Ce jour-là, les commissaires de l’exposition du centre d’art voisin, la Maba, elle aussi placée sous l’égide de la Fondation des artistes, sont venus présenter la genèse de leur exposition au titre volontairement suranné, «Paris peinture». La façon dont les artistes Nicolas Chardon et Karina Bisch rejouent les codes des avant-gardes en faisant poser de jeunes plasticiens, en noir et blanc, façon Belle Epoque, semble parler à la salle. Un peu plus tôt dans l’après-midi, ceux qui le souhaitaient pouvaient également échanger avec la photographe Alexandra Catiere, en résidence pour un an à la Maison nationale des artistes. Arrivée avec un projet en tête, elle a très vite pris la tangente : «J’ai senti que j’arrivais après le traumatisme du Covid», commente cette photographe originaire du Bélarus mais installée à Paris depuis quinze ans. «J’ai beaucoup photographié les mains par exemple. Le toucher est indispensable.» «Dans mon processus, j’essaye aussi de ne jamais les instrumentaliser», commente encore la photographe en égrenant de minuscules portraits de dos. Sur l’un d’entre eux, on croit reconnaître Madame Jourde, chignon tiré à quatre épingles, qui toutes les semaines commande un nouveau bouquet auquel elle se consacre la semaine durant, avec ses feutres et sa boîte d’aquarelle, le plus souvent dans sa chambre, et parfois à l’Académie, nom un peu pompeux pour le charmant petit atelier ouvert à tous, situé au premier étage.

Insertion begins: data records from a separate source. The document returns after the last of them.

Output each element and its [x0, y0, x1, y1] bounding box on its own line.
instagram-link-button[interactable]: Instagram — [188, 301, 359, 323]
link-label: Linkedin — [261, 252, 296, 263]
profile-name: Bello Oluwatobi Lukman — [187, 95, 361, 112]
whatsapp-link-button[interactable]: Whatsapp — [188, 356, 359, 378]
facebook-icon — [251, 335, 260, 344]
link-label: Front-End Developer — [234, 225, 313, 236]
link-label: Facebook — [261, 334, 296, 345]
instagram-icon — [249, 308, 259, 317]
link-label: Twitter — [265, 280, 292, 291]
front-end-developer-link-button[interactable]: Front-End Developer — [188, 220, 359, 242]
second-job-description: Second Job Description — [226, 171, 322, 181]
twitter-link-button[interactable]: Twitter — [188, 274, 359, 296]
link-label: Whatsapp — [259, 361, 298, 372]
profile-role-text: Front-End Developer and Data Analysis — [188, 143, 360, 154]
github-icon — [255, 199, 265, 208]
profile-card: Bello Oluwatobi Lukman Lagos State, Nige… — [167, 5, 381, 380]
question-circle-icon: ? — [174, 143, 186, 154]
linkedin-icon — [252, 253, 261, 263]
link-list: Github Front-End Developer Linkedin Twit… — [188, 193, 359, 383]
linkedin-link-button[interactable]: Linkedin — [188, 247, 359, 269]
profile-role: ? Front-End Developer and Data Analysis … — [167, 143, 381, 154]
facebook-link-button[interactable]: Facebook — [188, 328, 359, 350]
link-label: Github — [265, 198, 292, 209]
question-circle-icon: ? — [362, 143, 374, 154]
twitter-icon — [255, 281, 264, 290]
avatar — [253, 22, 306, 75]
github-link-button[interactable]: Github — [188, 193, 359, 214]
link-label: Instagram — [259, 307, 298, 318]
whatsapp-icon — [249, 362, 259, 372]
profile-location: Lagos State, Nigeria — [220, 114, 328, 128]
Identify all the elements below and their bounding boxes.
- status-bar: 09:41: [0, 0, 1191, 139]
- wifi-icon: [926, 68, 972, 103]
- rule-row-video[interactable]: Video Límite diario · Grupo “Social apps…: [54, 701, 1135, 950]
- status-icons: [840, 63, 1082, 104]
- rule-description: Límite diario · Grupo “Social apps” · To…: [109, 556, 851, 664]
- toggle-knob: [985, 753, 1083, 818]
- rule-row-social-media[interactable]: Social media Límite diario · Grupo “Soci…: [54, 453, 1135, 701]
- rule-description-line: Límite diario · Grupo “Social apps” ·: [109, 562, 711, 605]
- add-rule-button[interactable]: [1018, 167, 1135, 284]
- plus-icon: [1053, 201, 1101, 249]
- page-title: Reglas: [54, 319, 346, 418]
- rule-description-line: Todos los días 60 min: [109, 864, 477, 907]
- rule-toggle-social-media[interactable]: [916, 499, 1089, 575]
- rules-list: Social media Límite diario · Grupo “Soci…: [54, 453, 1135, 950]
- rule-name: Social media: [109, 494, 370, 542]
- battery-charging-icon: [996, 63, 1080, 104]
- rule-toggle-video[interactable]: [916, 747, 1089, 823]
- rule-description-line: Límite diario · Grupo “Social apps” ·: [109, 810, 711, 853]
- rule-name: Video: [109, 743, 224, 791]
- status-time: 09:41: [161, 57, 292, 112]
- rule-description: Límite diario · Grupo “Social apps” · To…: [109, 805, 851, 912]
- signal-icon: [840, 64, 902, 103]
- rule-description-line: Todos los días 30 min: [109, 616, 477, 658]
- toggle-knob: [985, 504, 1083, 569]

«Nous sommes les anti-fossoyeurs», résume timidement mais fièrement le directeur de la Maison nationale des artistes qui a reçu l’agrément de transformation en Ehpad en 2002. Ouvert désormais, pour partie, aux Nogentais, il propose des tarifs qui ne sont pas beaucoup plus élevés qu’ailleurs, en moyenne environ 3 000 euros mensuels. Un coût loin, toutefois, de pouvoir être absorbé par une simple retraite d’artiste-auteur avoisinant en général les 600 euros. François Bargouze précise que ses résidents, comme ailleurs, peuvent bénéficier de l’allocation personnalisée à l’autonomie et que toutes les places sont habilitées à l’aide sociale à l’hébergement. Regrettant que l’on paye aujourd’hui trente ans de politique qui ont laissé dans l’angle mort la question pourtant cruciale du grand âge, il doit faire face, comme l’ensemble de la profession, à toujours plus de pressions liées à l’administration et à une certaine culture de la rentabilité, ainsi qu’à une addition de plus en plus salée en raison de l’inflation et coût de l’énergie. Mais avec un budget de fonctionnement de 3,5 millions par an, lui sait qu’il peut aussi régulièrement compter sur une rallonge de la Fondation des artistes. «Nous aussi avons pour objectif d’atteindre un équilibre budgétaire, rappelle Laurence Maynier, mais cette année encore, nous avons pu subvenir à hauteur de 200 000 euros aux besoins de l’Ehpad, et nous tiendrons bon sur le poste d’animation culturelle qui n’existe dans aucun autre Ehpad et qui fait toute la différence».